Le jeune stagiaire comprend alors qu'il ne s'agit pas de vrai policier et se débat farouchement pour échapper à leur étreinte.
"J'appelle la Police" lance Jerome en composant le numéro sur son téléphone portable.
"C'est quoi ces conneries?" demande Nathalie incrédule.
Benjamin se lance alors dans une explication hasardeuse ou il raconte qu'il a voulu faire une surprise de Noël aux employés, mais que les strip-teaseurs n'avaient plus de costume de Noël alors il a été convenu qu'ils viennent déguisés en policier.
BLAMMMMM
Un grand bruit interrompt le monologue de Benjamin et tous se tournent alors vers la table pour constater que le cadavre de Laurent est retombé par terre. Une boulette avec un morceau d'os enrobé de farce s'éjecte de sa bouche et roule jusqu'au pied de Léo.


La suite vous la connaissez, la lueur bleuté des gyrophares qui balaient la pièce, le bruit des sirènes qui se rapprochent, les vrais policiers qui débarquent en trombe dans l'escalier, les cris, les corps emportés sur des brancards.
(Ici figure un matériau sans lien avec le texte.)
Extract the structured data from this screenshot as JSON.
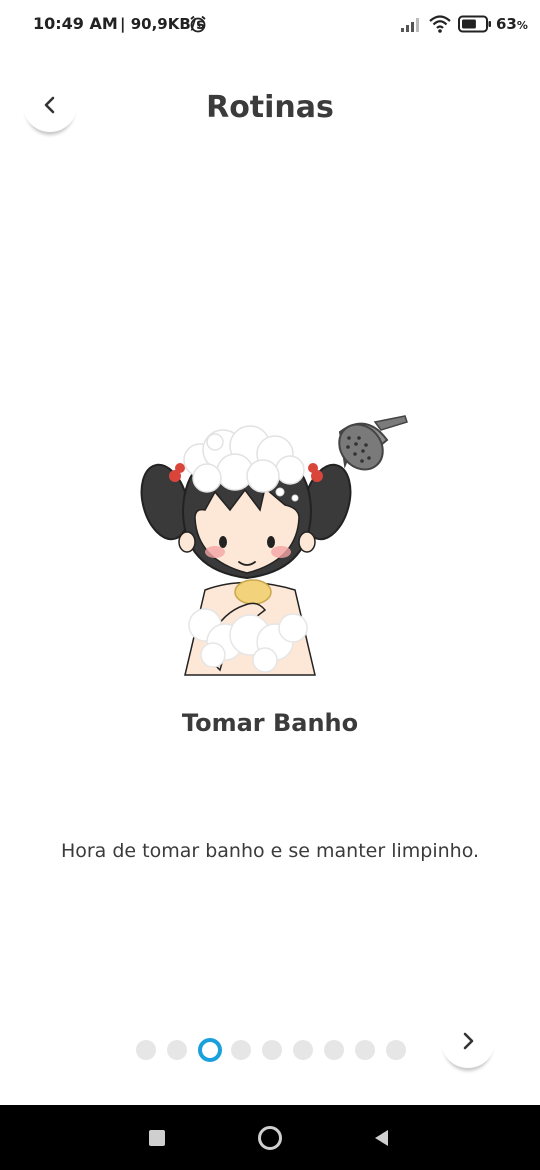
{
  "status_bar": {
    "time": "10:49 AM",
    "speed": "| 90,9KB/s",
    "battery_percent": "63",
    "battery_unit": "%",
    "battery_level": 0.63,
    "icons": [
      "alarm-icon",
      "signal-icon",
      "wifi-icon",
      "battery-icon"
    ]
  },
  "header": {
    "title": "Rotinas",
    "back_icon": "chevron-left-icon"
  },
  "routine": {
    "name": "Tomar Banho",
    "description": "Hora de tomar banho e se manter limpinho.",
    "illustration": "girl-showering-illustration"
  },
  "pagination": {
    "total": 9,
    "current": 3,
    "active_color": "#1aa0dc",
    "inactive_color": "#e6e6e6",
    "next_icon": "chevron-right-icon"
  },
  "nav_bar": {
    "icons": [
      "recent-apps-icon",
      "home-icon",
      "back-icon"
    ]
  }
}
Tout cela n'aurait pu être possible sans la participation de tous, chacun à sa manière a œuvré à ce que cette situation dégénère, chacun a amené sa contribution et y a donné de son sang.
Que ce soit en offrant des cadeaux empoisonnés ou apportant des plats qui le sont tout autant : le space cake au légume, le lait de poule au laxatif ou le gratin dauphinois avec la noix de muscade.
Mais...d'un commun accord, tous désignent Léo comme l'instigateur de toute cette histoire.
Trop hypocrites pour s'avouer la vérité, ils font converger leurs versions des faits comme quoi le stagiaire était enragé de ne pas voir son contrat reconduit, il aurait alors empoisonné la nourriture et essayer de les monter les uns contre les autres en échangeant les cadeaux du "secret santa" dont il était en charge de la distribution.
Après tout il n'a pas d'enfants à charge, pas de crédit à payer et on est sur qu'il aurait fini toxicomane au chômage. Il avait autant de mauvaise raison de le faire que les autres employés, mais c'est le coupable facile, car n'oubliez pas une chose, c'est toujours la faute du stagiaire.